L’ampliamento del sistema PAA permette inoltre l’inclusione di una funzione Wet Mode, che sposta l’equilibrio aerodinamico verso l’asse posteriore per garantire una maggiore stabilità della vettura in caso di guida su fondo bagnato, e della funzione Airbrake, che genera una maggiore resistenza aerodinamica e deportanza più elevata in caso di frenata a fondo ad alta velocità, riducendo così lo spazio di frenata e aumentando la stabilità di marcia. Il sistema PAA viene inoltre utilizzato per adattare il flusso dell’aria attorno al veicolo quando si viaggia con il tetto scorrevole o la capote aperti. Ciò significa che sono disponibili ben otto diverse configurazioni aerodinamiche, ognuna delle quali è contraddistinta da una specifica combinazione dei componenti aerodinamici attivi.
Le ottimizzazioni non si limitano a soddisfare esigenze specifiche durante la guida, ma riguardano anche le proprietà aerodinamiche in quanto tali: l’alettone posteriore e lo spoiler anteriore attivo di nuova concezione aumentano del 15% la forza deportante, garantendo maggiore stabilità e caratteristiche dinamiche superiori a velocità più elevate. La deportanza massima in posizione Performance (modalità Sport Plus attivata) è ora di circa 170 kg.
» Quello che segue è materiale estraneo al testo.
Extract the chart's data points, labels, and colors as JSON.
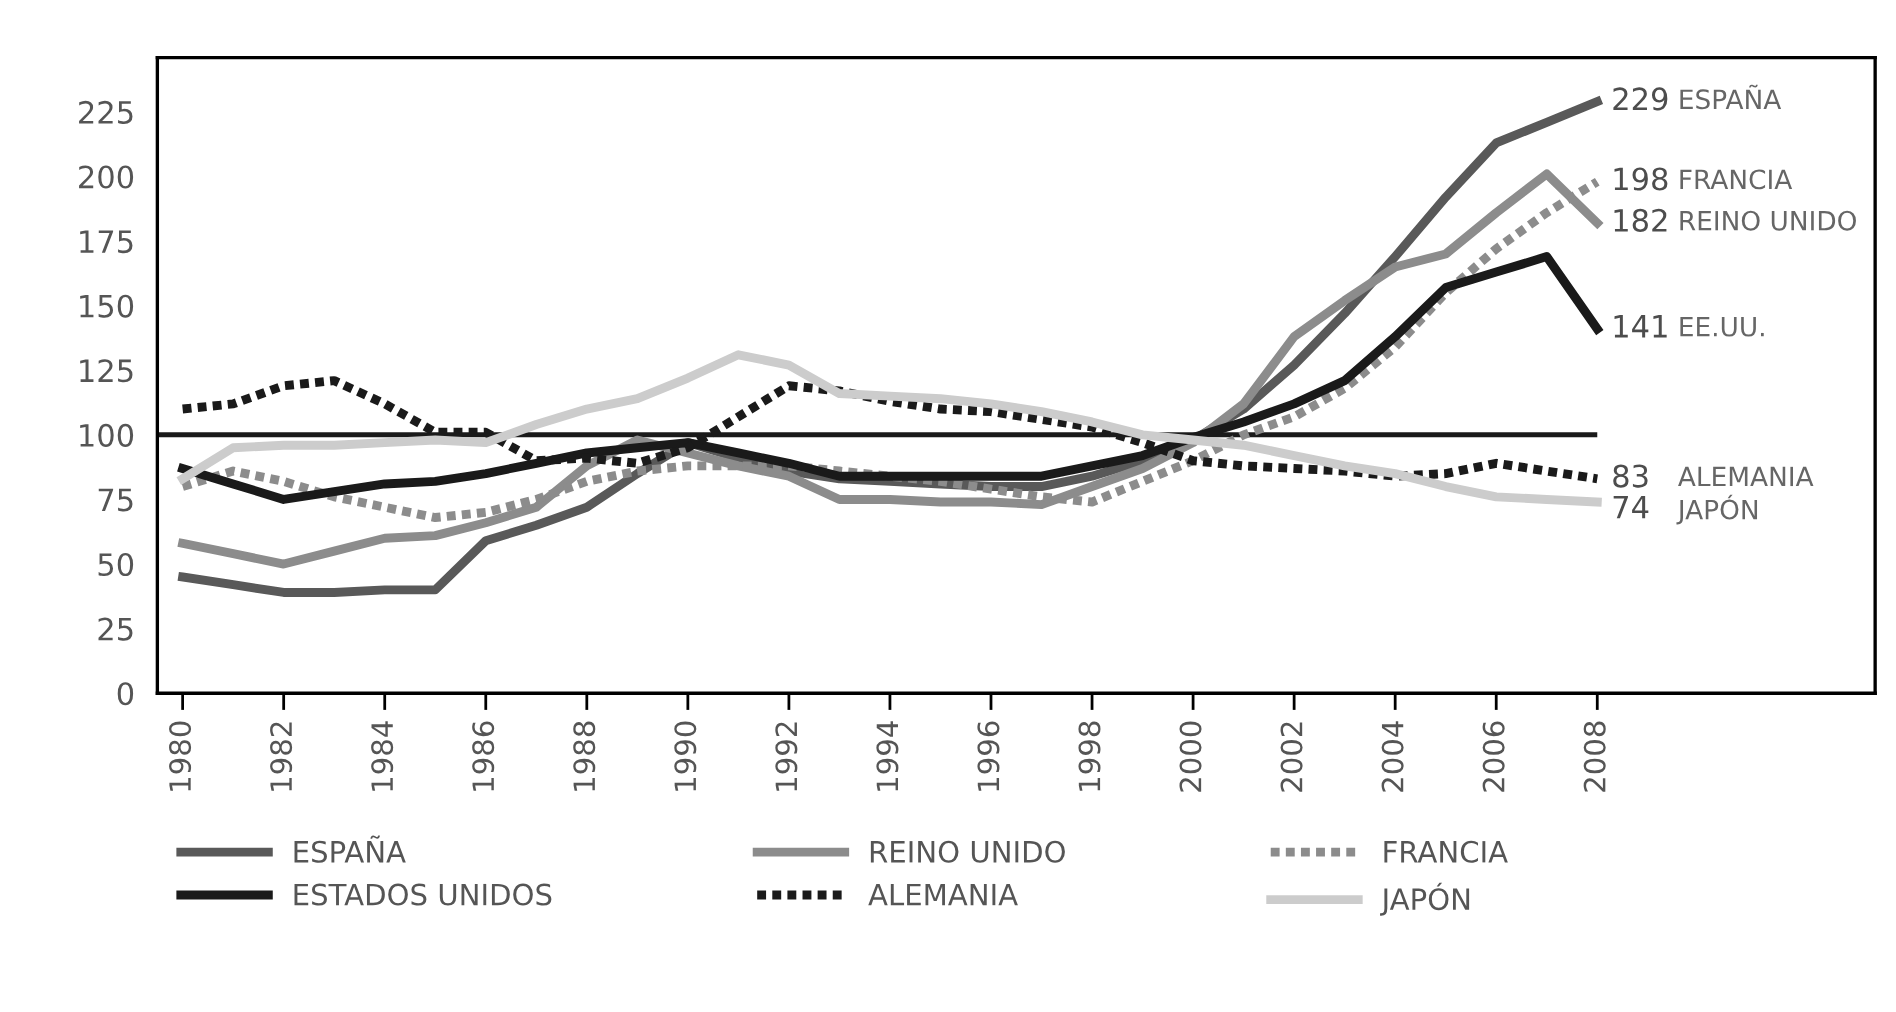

Negli anni Porsche ha continuato a migliorare le caratteristiche aerodinamiche della 911 da una generazione all’altra, arrivando in molti casi a dettare il passo dell’evoluzione in quest’area.
Già nel 1971, Porsche monta il primo spoiler anteriore sulla 911 S. Questo accorgimento accelera il flusso dell’aria sotto la vettura, convogliandone una parte sui lati della stessa e riducendo così la portanza nella sezione frontale. Il 1972 rappresenta una pietra miliare nello sviluppo dell’aerodinamica automobilistica: viene infatti introdotta sul mercato la Carrera RS 2.7, un’auto concepita per gli sport motoristici ed equipaggiata non soltanto con un basso sotto-paraurti anteriore, ma anche con un esclusivo spoiler sopra il cofano del bagagliaio – il leggendario spoiler “a coda d’anatra”.
La prima 911 Turbo debutta nel 1975. Un tratto distintivo di questo modello è il grande spoiler fisso posteriore racchiuso in un involucro di poliuretano (PU) nero. Il primo modello dotato di spoiler posteriore estendibile elettricamente viene presentato nel 1989: si tratta della 911 Carrera 4 della serie 964, l’auto che segna il primo passo verso l’aerodinamica attiva. Nel 2014, Porsche lancia la 911 Turbo con elementi aerodinamici attivi. Lo spoiler anteriore e posteriore di questa vettura si estendono in base alla velocità e alla modalità di guida selezionata.